JESSÉ SOUZA

Na guerra do garimpo, profissionais de saúde vivem sob ameaça na Terra Yanomami

Frentes de garimpo ilegal na Terra Yanomami ainda resistem em várias regiões (Foto: Reprodução)

Não se trata apenas de combater o garimpo ilegal dentro da Terra Indígena Yanomami. Há outro ponto desafiador para as autoridades federais: desarmar indígenas que foram cooptados por garimpeiros e impedir a entrada de bebidas alcóolicas nas comunidades. Há regiões onde os indígenas estão sempre armados e bêbados, pois passam o dia todo tomando cachaça.

Relatos dessa situação têm chegado à Capital, mas não ao conhecimento das autoridades policiais, e sim da rede pública de saúde, onde profissionais de saúde que trabalham com os Yanomami têm buscado atendimento psicológico. Os profissionais temem por suas vidas e muitos pensam em desistir por falta de segurança mínima. Outros já abandonaram o trabalho.

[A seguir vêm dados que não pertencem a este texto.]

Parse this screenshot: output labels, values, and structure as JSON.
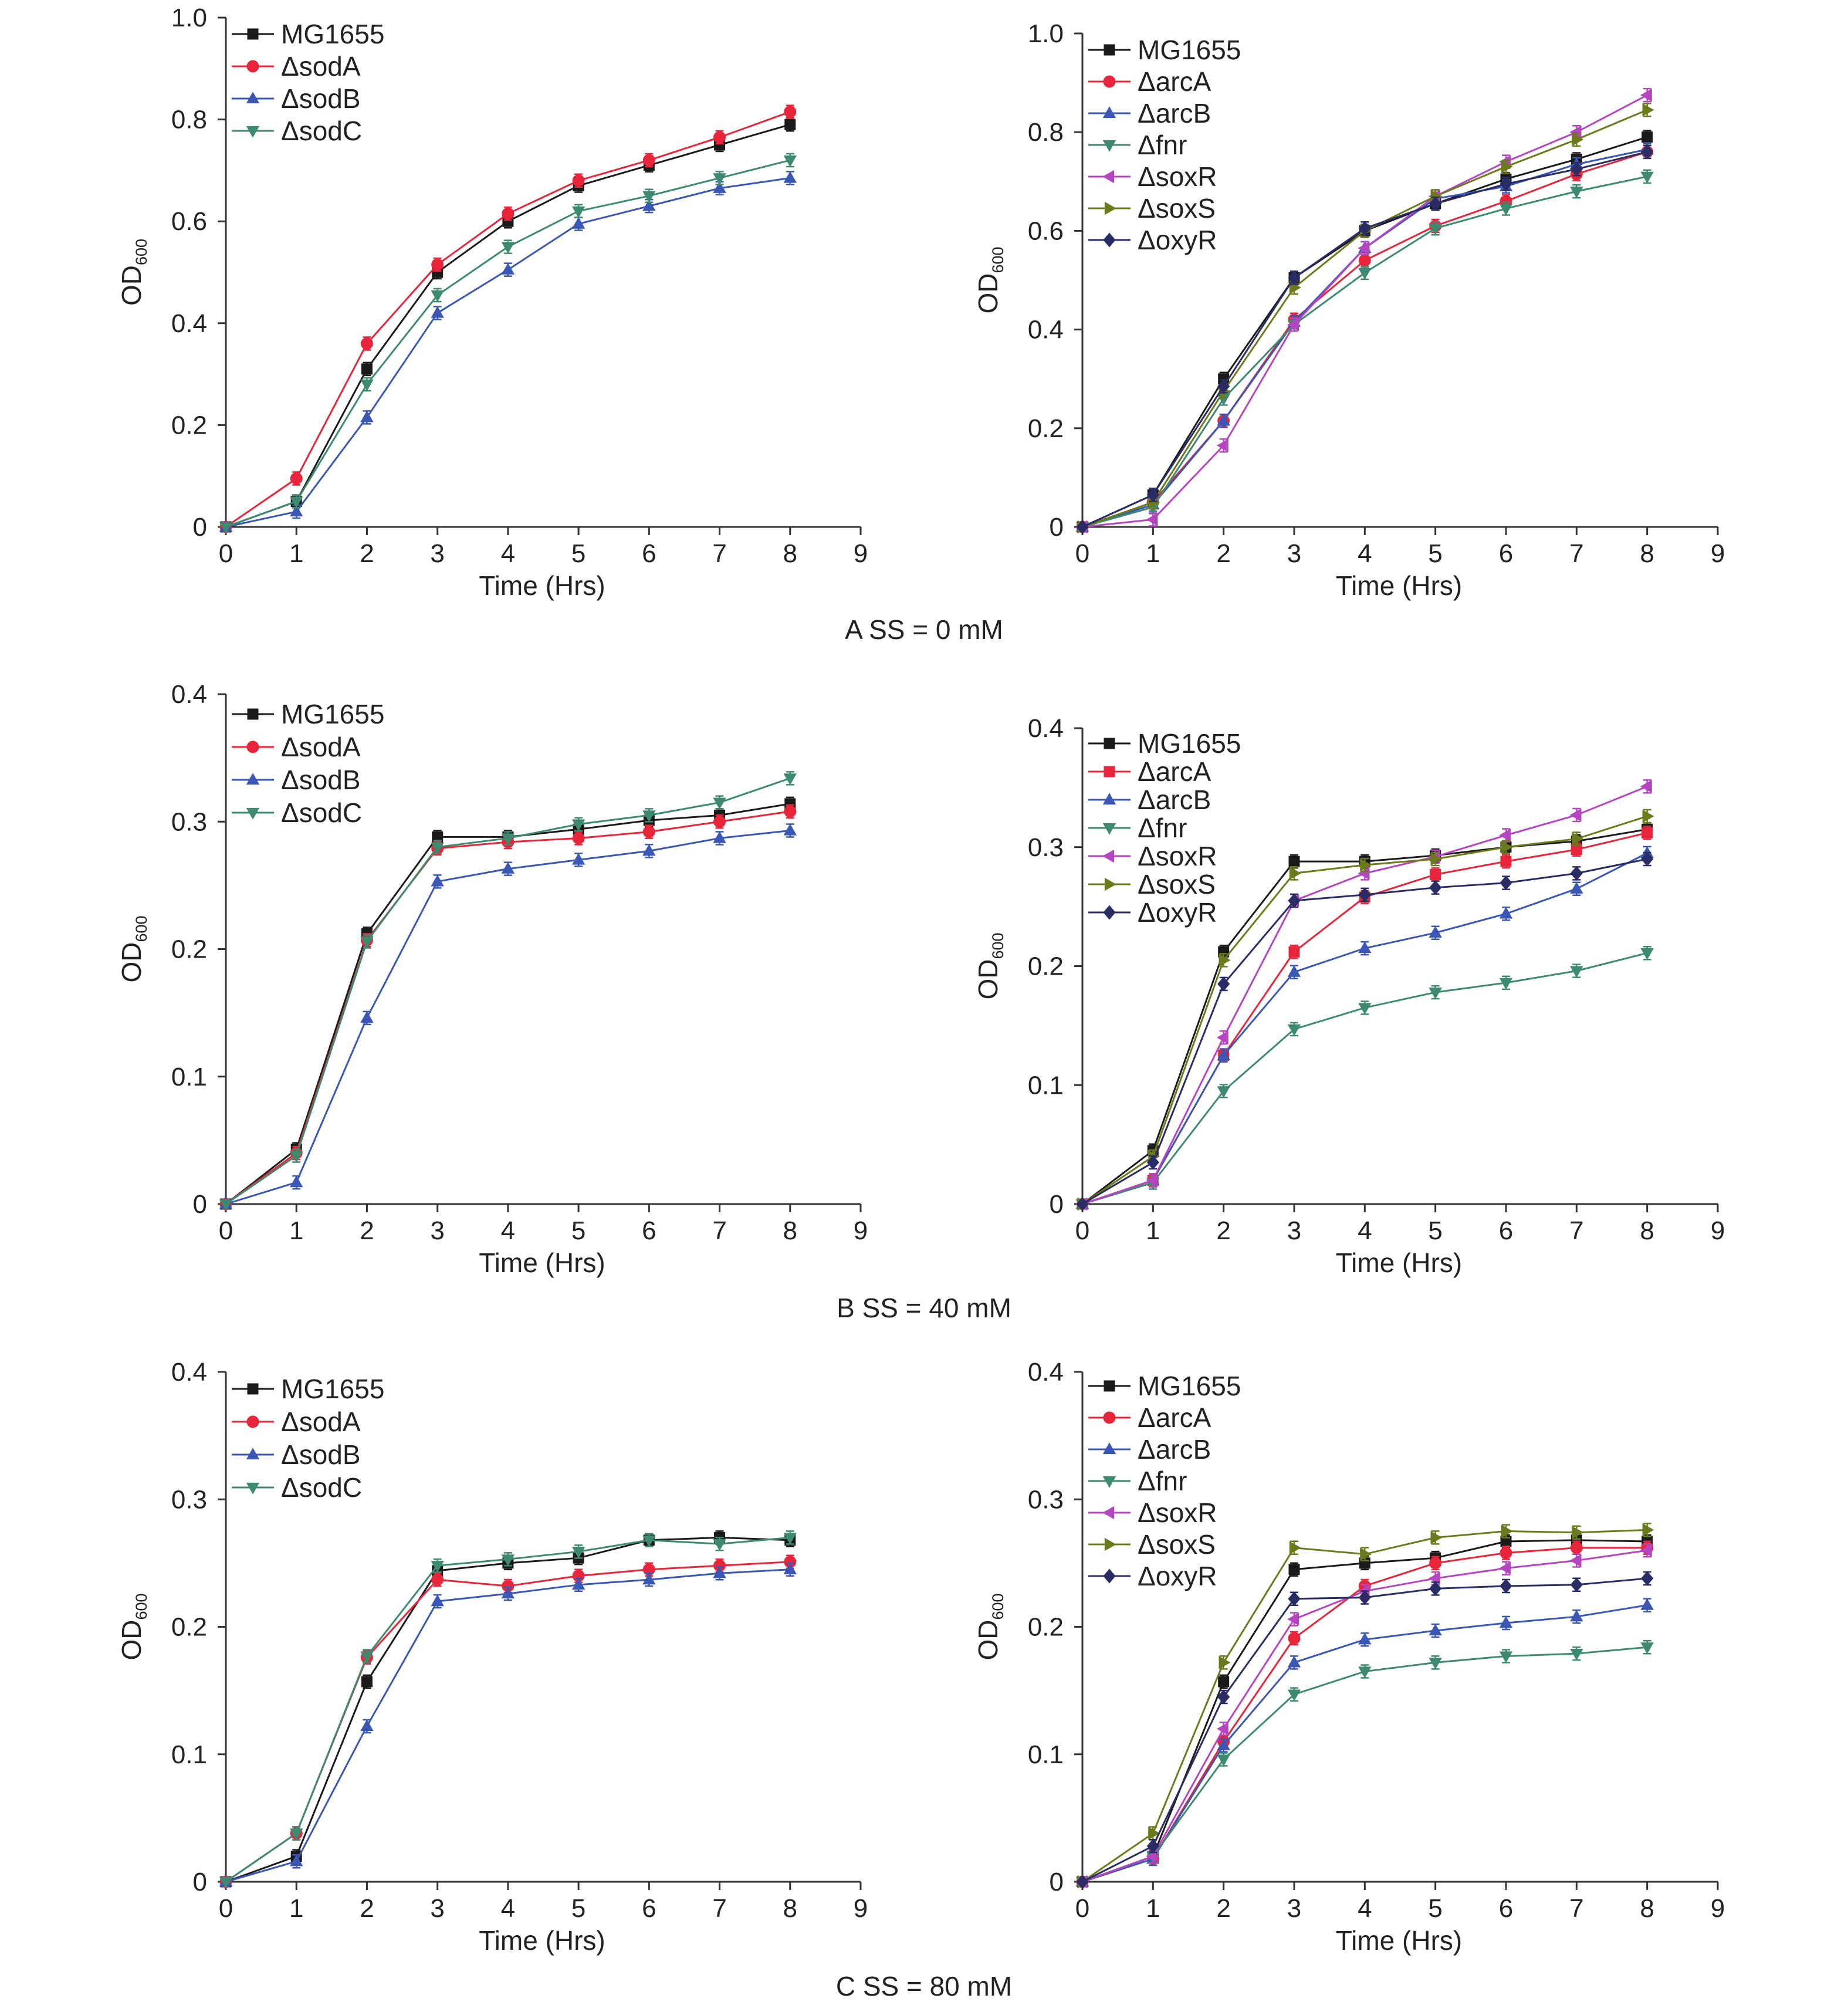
{
  "figure": {
    "captions": [
      "A SS = 0 mM",
      "B SS = 40 mM",
      "C SS = 80 mM"
    ]
  },
  "axes_text": {
    "xlabel": "Time (Hrs)",
    "ylabel_main": "OD",
    "ylabel_sub": "600"
  },
  "chart_data": [
    {
      "id": "A-left",
      "type": "line",
      "panel": "A",
      "xlabel": "Time (Hrs)",
      "ylabel": "OD600",
      "xlim": [
        0,
        9
      ],
      "ylim": [
        0,
        1.0
      ],
      "xticks": [
        0,
        1,
        2,
        3,
        4,
        5,
        6,
        7,
        8,
        9
      ],
      "yticks": [
        0,
        0.2,
        0.4,
        0.6,
        0.8,
        1.0
      ],
      "ytick_labels": [
        "0",
        "0.2",
        "0.4",
        "0.6",
        "0.8",
        "1.0"
      ],
      "grid": false,
      "legend": "top-left",
      "x": [
        0,
        1,
        2,
        3,
        4,
        5,
        6,
        7,
        8
      ],
      "series": [
        {
          "name": "MG1655",
          "color": "#1a1a1a",
          "marker": "square",
          "values": [
            0,
            0.05,
            0.31,
            0.5,
            0.6,
            0.67,
            0.71,
            0.75,
            0.79
          ]
        },
        {
          "name": "ΔsodA",
          "color": "#e8253a",
          "marker": "circle",
          "values": [
            0,
            0.095,
            0.36,
            0.515,
            0.615,
            0.68,
            0.72,
            0.765,
            0.815
          ]
        },
        {
          "name": "ΔsodB",
          "color": "#3a57b5",
          "marker": "triangle-up",
          "values": [
            0,
            0.03,
            0.215,
            0.42,
            0.505,
            0.595,
            0.63,
            0.665,
            0.685
          ]
        },
        {
          "name": "ΔsodC",
          "color": "#3e8a6e",
          "marker": "triangle-down",
          "values": [
            0,
            0.05,
            0.28,
            0.455,
            0.55,
            0.62,
            0.65,
            0.685,
            0.72
          ]
        }
      ]
    },
    {
      "id": "A-right",
      "type": "line",
      "panel": "A",
      "xlabel": "Time (Hrs)",
      "ylabel": "OD600",
      "xlim": [
        0,
        9
      ],
      "ylim": [
        0,
        1.0
      ],
      "xticks": [
        0,
        1,
        2,
        3,
        4,
        5,
        6,
        7,
        8,
        9
      ],
      "yticks": [
        0,
        0.2,
        0.4,
        0.6,
        0.8,
        1.0
      ],
      "ytick_labels": [
        "0",
        "0.2",
        "0.4",
        "0.6",
        "0.8",
        "1.0"
      ],
      "grid": false,
      "legend": "top-left",
      "x": [
        0,
        1,
        2,
        3,
        4,
        5,
        6,
        7,
        8
      ],
      "series": [
        {
          "name": "MG1655",
          "color": "#1a1a1a",
          "marker": "square",
          "values": [
            0,
            0.065,
            0.3,
            0.505,
            0.6,
            0.655,
            0.705,
            0.745,
            0.79
          ]
        },
        {
          "name": "ΔarcA",
          "color": "#e8253a",
          "marker": "circle",
          "values": [
            0,
            0.05,
            0.215,
            0.42,
            0.54,
            0.61,
            0.66,
            0.715,
            0.76
          ]
        },
        {
          "name": "ΔarcB",
          "color": "#3a57b5",
          "marker": "triangle-up",
          "values": [
            0,
            0.045,
            0.215,
            0.415,
            0.565,
            0.665,
            0.69,
            0.735,
            0.765
          ]
        },
        {
          "name": "Δfnr",
          "color": "#3e8a6e",
          "marker": "triangle-down",
          "values": [
            0,
            0.04,
            0.26,
            0.41,
            0.515,
            0.605,
            0.645,
            0.68,
            0.71
          ]
        },
        {
          "name": "ΔsoxR",
          "color": "#b545c0",
          "marker": "triangle-left",
          "values": [
            0,
            0.015,
            0.165,
            0.41,
            0.565,
            0.67,
            0.74,
            0.8,
            0.875
          ]
        },
        {
          "name": "ΔsoxS",
          "color": "#6d7a1c",
          "marker": "triangle-right",
          "values": [
            0,
            0.05,
            0.275,
            0.485,
            0.6,
            0.67,
            0.73,
            0.785,
            0.845
          ]
        },
        {
          "name": "ΔoxyR",
          "color": "#2a2c66",
          "marker": "diamond",
          "values": [
            0,
            0.065,
            0.285,
            0.505,
            0.605,
            0.655,
            0.695,
            0.725,
            0.76
          ]
        }
      ]
    },
    {
      "id": "B-left",
      "type": "line",
      "panel": "B",
      "xlabel": "Time (Hrs)",
      "ylabel": "OD600",
      "xlim": [
        0,
        9
      ],
      "ylim": [
        0,
        0.4
      ],
      "xticks": [
        0,
        1,
        2,
        3,
        4,
        5,
        6,
        7,
        8,
        9
      ],
      "yticks": [
        0,
        0.1,
        0.2,
        0.3,
        0.4
      ],
      "ytick_labels": [
        "0",
        "0.1",
        "0.2",
        "0.3",
        "0.4"
      ],
      "grid": false,
      "legend": "top-left",
      "x": [
        0,
        1,
        2,
        3,
        4,
        5,
        6,
        7,
        8
      ],
      "series": [
        {
          "name": "MG1655",
          "color": "#1a1a1a",
          "marker": "square",
          "values": [
            0,
            0.043,
            0.212,
            0.288,
            0.288,
            0.294,
            0.301,
            0.305,
            0.314
          ]
        },
        {
          "name": "ΔsodA",
          "color": "#e8253a",
          "marker": "circle",
          "values": [
            0,
            0.04,
            0.207,
            0.279,
            0.284,
            0.287,
            0.292,
            0.3,
            0.308
          ]
        },
        {
          "name": "ΔsodB",
          "color": "#3a57b5",
          "marker": "triangle-up",
          "values": [
            0,
            0.017,
            0.146,
            0.253,
            0.263,
            0.27,
            0.277,
            0.287,
            0.293
          ]
        },
        {
          "name": "ΔsodC",
          "color": "#3e8a6e",
          "marker": "triangle-down",
          "values": [
            0,
            0.038,
            0.206,
            0.28,
            0.287,
            0.298,
            0.305,
            0.315,
            0.334
          ]
        }
      ]
    },
    {
      "id": "B-right",
      "type": "line",
      "panel": "B",
      "xlabel": "Time (Hrs)",
      "ylabel": "OD600",
      "xlim": [
        0,
        9
      ],
      "ylim": [
        0,
        0.4
      ],
      "xticks": [
        0,
        1,
        2,
        3,
        4,
        5,
        6,
        7,
        8,
        9
      ],
      "yticks": [
        0,
        0.1,
        0.2,
        0.3,
        0.4
      ],
      "ytick_labels": [
        "0",
        "0.1",
        "0.2",
        "0.3",
        "0.4"
      ],
      "grid": false,
      "legend": "top-left",
      "x": [
        0,
        1,
        2,
        3,
        4,
        5,
        6,
        7,
        8
      ],
      "series": [
        {
          "name": "MG1655",
          "color": "#1a1a1a",
          "marker": "square",
          "values": [
            0,
            0.045,
            0.212,
            0.288,
            0.288,
            0.293,
            0.3,
            0.305,
            0.315
          ]
        },
        {
          "name": "ΔarcA",
          "color": "#e8253a",
          "marker": "square",
          "values": [
            0,
            0.02,
            0.125,
            0.212,
            0.258,
            0.277,
            0.288,
            0.298,
            0.312
          ]
        },
        {
          "name": "ΔarcB",
          "color": "#3a57b5",
          "marker": "triangle-up",
          "values": [
            0,
            0.02,
            0.125,
            0.195,
            0.215,
            0.228,
            0.244,
            0.265,
            0.295
          ]
        },
        {
          "name": "Δfnr",
          "color": "#3e8a6e",
          "marker": "triangle-down",
          "values": [
            0,
            0.018,
            0.095,
            0.147,
            0.165,
            0.178,
            0.186,
            0.196,
            0.211
          ]
        },
        {
          "name": "ΔsoxR",
          "color": "#b545c0",
          "marker": "triangle-left",
          "values": [
            0,
            0.02,
            0.14,
            0.255,
            0.278,
            0.292,
            0.31,
            0.327,
            0.351
          ]
        },
        {
          "name": "ΔsoxS",
          "color": "#6d7a1c",
          "marker": "triangle-right",
          "values": [
            0,
            0.04,
            0.205,
            0.278,
            0.285,
            0.29,
            0.3,
            0.307,
            0.326
          ]
        },
        {
          "name": "ΔoxyR",
          "color": "#2a2c66",
          "marker": "diamond",
          "values": [
            0,
            0.035,
            0.185,
            0.255,
            0.26,
            0.266,
            0.27,
            0.278,
            0.29
          ]
        }
      ]
    },
    {
      "id": "C-left",
      "type": "line",
      "panel": "C",
      "xlabel": "Time (Hrs)",
      "ylabel": "OD600",
      "xlim": [
        0,
        9
      ],
      "ylim": [
        0,
        0.4
      ],
      "xticks": [
        0,
        1,
        2,
        3,
        4,
        5,
        6,
        7,
        8,
        9
      ],
      "yticks": [
        0,
        0.1,
        0.2,
        0.3,
        0.4
      ],
      "ytick_labels": [
        "0",
        "0.1",
        "0.2",
        "0.3",
        "0.4"
      ],
      "grid": false,
      "legend": "top-left",
      "x": [
        0,
        1,
        2,
        3,
        4,
        5,
        6,
        7,
        8
      ],
      "series": [
        {
          "name": "MG1655",
          "color": "#1a1a1a",
          "marker": "square",
          "values": [
            0,
            0.02,
            0.157,
            0.244,
            0.25,
            0.254,
            0.268,
            0.27,
            0.268
          ]
        },
        {
          "name": "ΔsodA",
          "color": "#e8253a",
          "marker": "circle",
          "values": [
            0,
            0.038,
            0.176,
            0.237,
            0.232,
            0.24,
            0.245,
            0.248,
            0.251
          ]
        },
        {
          "name": "ΔsodB",
          "color": "#3a57b5",
          "marker": "triangle-up",
          "values": [
            0,
            0.016,
            0.122,
            0.22,
            0.226,
            0.233,
            0.237,
            0.242,
            0.245
          ]
        },
        {
          "name": "ΔsodC",
          "color": "#3e8a6e",
          "marker": "triangle-down",
          "values": [
            0,
            0.038,
            0.177,
            0.248,
            0.253,
            0.259,
            0.268,
            0.265,
            0.27
          ]
        }
      ]
    },
    {
      "id": "C-right",
      "type": "line",
      "panel": "C",
      "xlabel": "Time (Hrs)",
      "ylabel": "OD600",
      "xlim": [
        0,
        9
      ],
      "ylim": [
        0,
        0.4
      ],
      "xticks": [
        0,
        1,
        2,
        3,
        4,
        5,
        6,
        7,
        8,
        9
      ],
      "yticks": [
        0,
        0.1,
        0.2,
        0.3,
        0.4
      ],
      "ytick_labels": [
        "0",
        "0.1",
        "0.2",
        "0.3",
        "0.4"
      ],
      "grid": false,
      "legend": "top-left",
      "x": [
        0,
        1,
        2,
        3,
        4,
        5,
        6,
        7,
        8
      ],
      "series": [
        {
          "name": "MG1655",
          "color": "#1a1a1a",
          "marker": "square",
          "values": [
            0,
            0.02,
            0.157,
            0.245,
            0.25,
            0.254,
            0.267,
            0.268,
            0.267
          ]
        },
        {
          "name": "ΔarcA",
          "color": "#e8253a",
          "marker": "circle",
          "values": [
            0,
            0.018,
            0.11,
            0.191,
            0.232,
            0.25,
            0.258,
            0.262,
            0.262
          ]
        },
        {
          "name": "ΔarcB",
          "color": "#3a57b5",
          "marker": "triangle-up",
          "values": [
            0,
            0.018,
            0.107,
            0.172,
            0.19,
            0.197,
            0.203,
            0.208,
            0.217
          ]
        },
        {
          "name": "Δfnr",
          "color": "#3e8a6e",
          "marker": "triangle-down",
          "values": [
            0,
            0.02,
            0.096,
            0.147,
            0.165,
            0.172,
            0.177,
            0.179,
            0.184
          ]
        },
        {
          "name": "ΔsoxR",
          "color": "#b545c0",
          "marker": "triangle-left",
          "values": [
            0,
            0.02,
            0.12,
            0.206,
            0.228,
            0.238,
            0.246,
            0.252,
            0.26
          ]
        },
        {
          "name": "ΔsoxS",
          "color": "#6d7a1c",
          "marker": "triangle-right",
          "values": [
            0,
            0.038,
            0.172,
            0.262,
            0.257,
            0.27,
            0.275,
            0.274,
            0.276
          ]
        },
        {
          "name": "ΔoxyR",
          "color": "#2a2c66",
          "marker": "diamond",
          "values": [
            0,
            0.028,
            0.145,
            0.222,
            0.223,
            0.23,
            0.232,
            0.233,
            0.238
          ]
        }
      ]
    }
  ]
}
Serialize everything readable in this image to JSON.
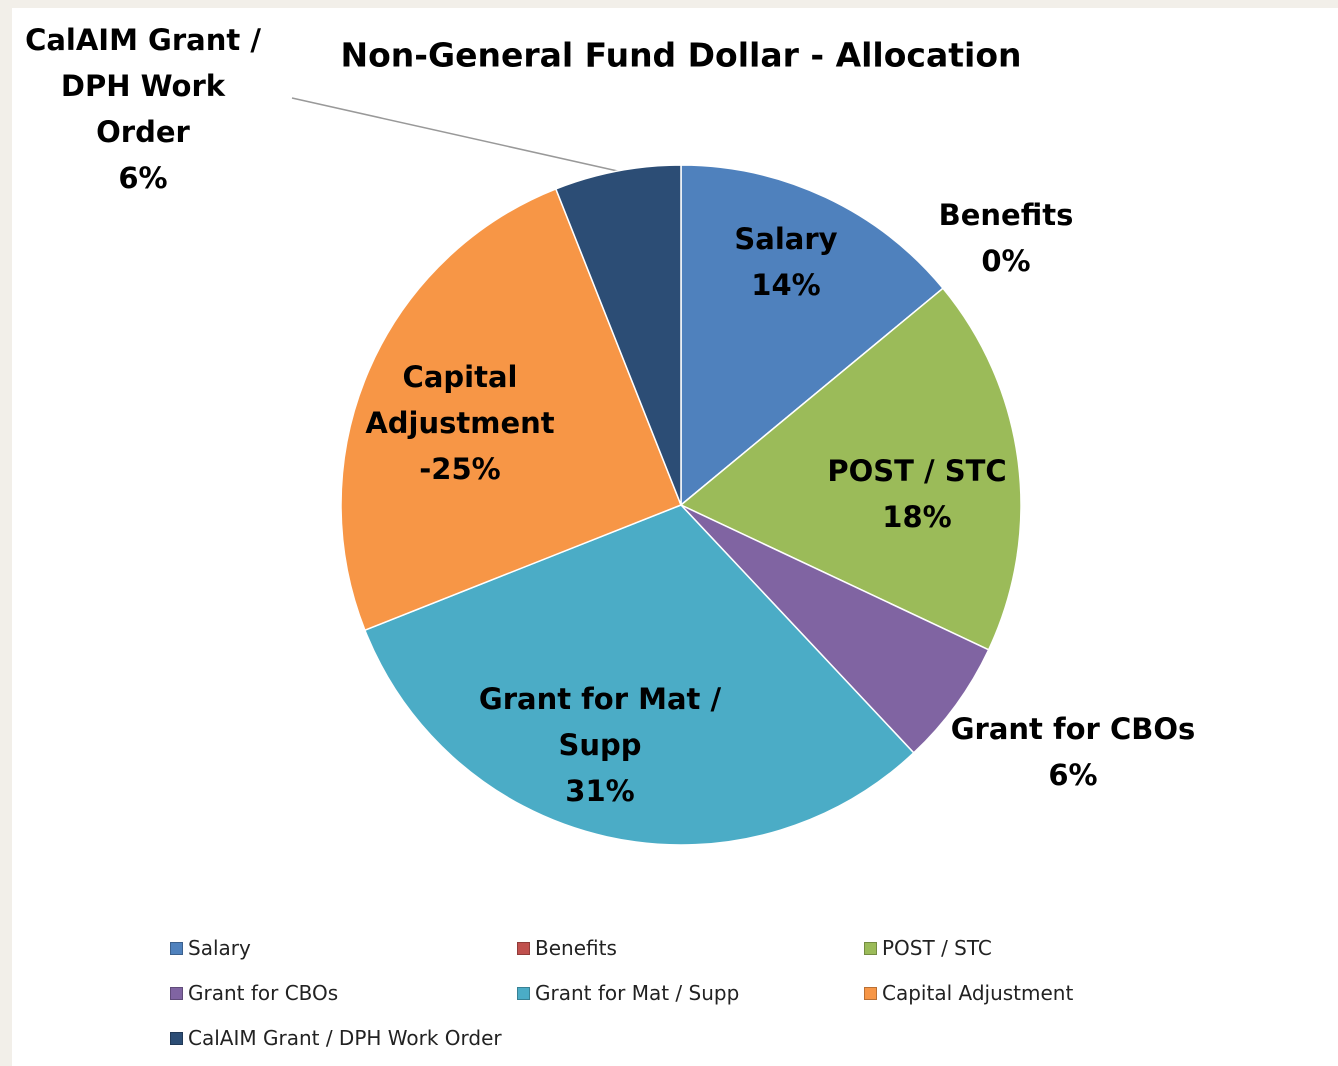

Dias atrás, uma profissional da Secretaria Especial de Saúde Indígena (Sesai) buscou atendimento psicológico no Pronto Atendimento Cosme e Silva por estar aterrorizada após ter uma arma de fogo apontada para sua cabeça por um indígena bêbado, que se alterou depois que foi dito para ele esperar por sua vez no atendimento. Visivelmente um caso de estresse pós-traumático.  

Agora ela está em desespero só de pensar que terá de voltar para a terra indígena. Em atendimento na unidade de saúde, a servidora foi orientada  a buscar um laudo psiquiátrico a fim de obter afastamento ou realocação de local de trabalho. Outros profissionais simplesmente pedem demissão por não suportarem mais trabalhar sob pressão e insegurança, seja por indígenas armados ou por ameaças de garimpeiros.

O garimpo ilegal não só destruiu o solo, a água e a floresta. Também destroçou a cultura e as tradições de várias comunidades, especialmente aquelas onde as lideranças foram cooptadas, recebendo como pagamento e compensação armas de fogo, munição, droga e cachaça para que permitam a extração de ouro ou ajudem a defender as frentes de garimpo ilegal.

Mas não são apenas os profissionais de saúde que têm buscado atendimento psicológico na rede pública. Garimpeiros que trabalham em um regime análogo a escravo e vivem sob riscos constantes chegam a Boa Vista com ansiedade, pois vivem uma situação limite, sem poder dormir à noite com medo de serem mortos dentro da guerra que se transformou o garimpo.

É uma guerra sem trégua, com crime organizado, indígenas armados, operações policiais e a violência cotidiana que normalmente se estabelece no limbo da ilegalidade, uma vez que não são apenas trabalhadores e pais de famílias, mas bandidos e foragidos que se escondem e se estabelecem no garimpo ilegal pela força.

Então, o desafio das autoridades federais vai muito além de combater o garimpo ilegal, retirando os invasores, monitorando e impedindo a entrada de garimpeiros, mas também de desarmar os indígenas e eliminar as bebidas alcóolicas das comunidades. O alerta já vem sendo dado pelos profissionais de saúde, os qusis vêm pedindo socorro, mas todos estão fingindo que não estão vendo nem ouvindo nada.